Mas o problema era que eu não me levava á sério. Talvez isso fosse culpa daquela professora da 1ª série que me chamou de burra e talvez também minha vontade de educar viesse daí: da vontade de mostrar á todos que são capazes do que quiserem.
E tanto eu quis, que a vida me levou para diversas instituições educacionais, que foram me permitindo enxergar como é importante a construção de um olhar coletivo sobre o mundo. Da academia às salas de aula; museus (de história, de ciência) e á Bienal de arte. Todas essas esferas me falaram da participação do outro na construção do conhecimento.
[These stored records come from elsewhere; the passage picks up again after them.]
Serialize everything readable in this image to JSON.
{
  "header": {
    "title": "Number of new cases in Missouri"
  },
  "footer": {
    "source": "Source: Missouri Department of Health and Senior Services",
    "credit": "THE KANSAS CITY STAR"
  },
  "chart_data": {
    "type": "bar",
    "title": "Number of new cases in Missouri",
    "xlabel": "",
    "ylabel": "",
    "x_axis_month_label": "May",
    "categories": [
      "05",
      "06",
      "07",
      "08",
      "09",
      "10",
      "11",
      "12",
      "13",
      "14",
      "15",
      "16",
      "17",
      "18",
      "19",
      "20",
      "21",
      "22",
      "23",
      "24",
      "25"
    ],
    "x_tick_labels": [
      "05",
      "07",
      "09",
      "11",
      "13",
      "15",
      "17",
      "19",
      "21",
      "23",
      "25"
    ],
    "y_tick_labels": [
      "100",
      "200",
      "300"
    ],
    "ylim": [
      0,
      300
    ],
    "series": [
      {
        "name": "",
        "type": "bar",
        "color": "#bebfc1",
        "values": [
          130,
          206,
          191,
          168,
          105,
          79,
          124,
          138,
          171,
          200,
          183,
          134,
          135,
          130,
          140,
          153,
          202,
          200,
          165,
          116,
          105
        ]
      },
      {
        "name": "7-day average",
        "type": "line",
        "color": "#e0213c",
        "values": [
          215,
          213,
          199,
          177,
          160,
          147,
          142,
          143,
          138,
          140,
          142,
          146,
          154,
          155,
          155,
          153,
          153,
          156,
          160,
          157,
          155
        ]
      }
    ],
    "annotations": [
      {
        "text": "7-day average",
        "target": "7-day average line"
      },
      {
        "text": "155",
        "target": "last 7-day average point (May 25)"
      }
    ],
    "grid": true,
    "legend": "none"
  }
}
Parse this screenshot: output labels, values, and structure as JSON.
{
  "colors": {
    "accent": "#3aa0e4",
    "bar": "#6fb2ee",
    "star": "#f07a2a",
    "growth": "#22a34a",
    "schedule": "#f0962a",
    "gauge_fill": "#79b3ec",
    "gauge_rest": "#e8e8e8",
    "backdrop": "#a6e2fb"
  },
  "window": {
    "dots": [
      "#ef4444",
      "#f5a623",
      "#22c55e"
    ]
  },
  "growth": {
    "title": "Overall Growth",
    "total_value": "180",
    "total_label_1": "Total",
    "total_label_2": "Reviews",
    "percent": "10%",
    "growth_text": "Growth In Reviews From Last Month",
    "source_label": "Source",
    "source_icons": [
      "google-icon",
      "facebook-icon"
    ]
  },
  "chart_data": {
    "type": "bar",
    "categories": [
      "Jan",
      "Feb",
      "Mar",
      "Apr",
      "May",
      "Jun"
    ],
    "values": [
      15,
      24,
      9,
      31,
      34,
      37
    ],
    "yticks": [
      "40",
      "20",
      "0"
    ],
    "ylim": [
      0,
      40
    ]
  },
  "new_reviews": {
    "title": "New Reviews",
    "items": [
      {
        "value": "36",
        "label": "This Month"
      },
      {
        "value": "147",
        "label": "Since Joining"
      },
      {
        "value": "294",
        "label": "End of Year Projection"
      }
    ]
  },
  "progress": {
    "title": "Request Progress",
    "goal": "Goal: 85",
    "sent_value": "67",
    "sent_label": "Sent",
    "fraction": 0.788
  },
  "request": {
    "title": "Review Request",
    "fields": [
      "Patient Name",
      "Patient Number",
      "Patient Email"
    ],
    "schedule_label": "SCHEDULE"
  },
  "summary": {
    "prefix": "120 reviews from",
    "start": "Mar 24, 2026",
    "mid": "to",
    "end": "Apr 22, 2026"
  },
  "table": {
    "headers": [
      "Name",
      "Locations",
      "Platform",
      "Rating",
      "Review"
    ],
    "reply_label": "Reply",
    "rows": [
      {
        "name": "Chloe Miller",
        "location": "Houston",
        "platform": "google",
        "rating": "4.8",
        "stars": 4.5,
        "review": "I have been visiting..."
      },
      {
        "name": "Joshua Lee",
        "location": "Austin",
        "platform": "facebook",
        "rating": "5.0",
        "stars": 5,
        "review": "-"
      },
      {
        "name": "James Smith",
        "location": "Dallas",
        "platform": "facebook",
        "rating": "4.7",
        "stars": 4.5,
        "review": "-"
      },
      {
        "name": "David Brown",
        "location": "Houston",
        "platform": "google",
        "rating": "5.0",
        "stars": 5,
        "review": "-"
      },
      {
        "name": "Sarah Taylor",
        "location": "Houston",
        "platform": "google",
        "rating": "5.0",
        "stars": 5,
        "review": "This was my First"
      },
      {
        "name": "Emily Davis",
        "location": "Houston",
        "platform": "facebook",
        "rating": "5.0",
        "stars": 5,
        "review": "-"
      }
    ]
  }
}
Mas foi a arte, sem dúvida a forma mais potente de concretização deste “fazer coletivo”, foi ela que mais se aproximou daquilo em que eu acreditava. E a proposta do educativo da Bienal conseguiu transportar para um pouco mais perto da realidade esta proposta pedagógica que em outros lugares se dá exclusivamente através do discurso.
E logo eu, que embora gostasse de arte nunca tivesse pensado que isso fosse pra mim, além de nunca ter entendido essa tal "arte contemporânea”, consegui me enxergar nesse universo, com olhos voltados pra mim, sedentos por novidades, buscando o conhecimento de algo novo, do mundo, da arte... E me vi servindo de ponte, ligação entre esses mundos outrora separados.
Percebi que era isso que queria fazer. Ser ponte, unicamente.
E cada vez que vejo esses olhinhos brilhantes, sedentos por novidade, vibro e sinto que essa é a melhor coisa a se fazer e o é justamente por que não se faz sozinho.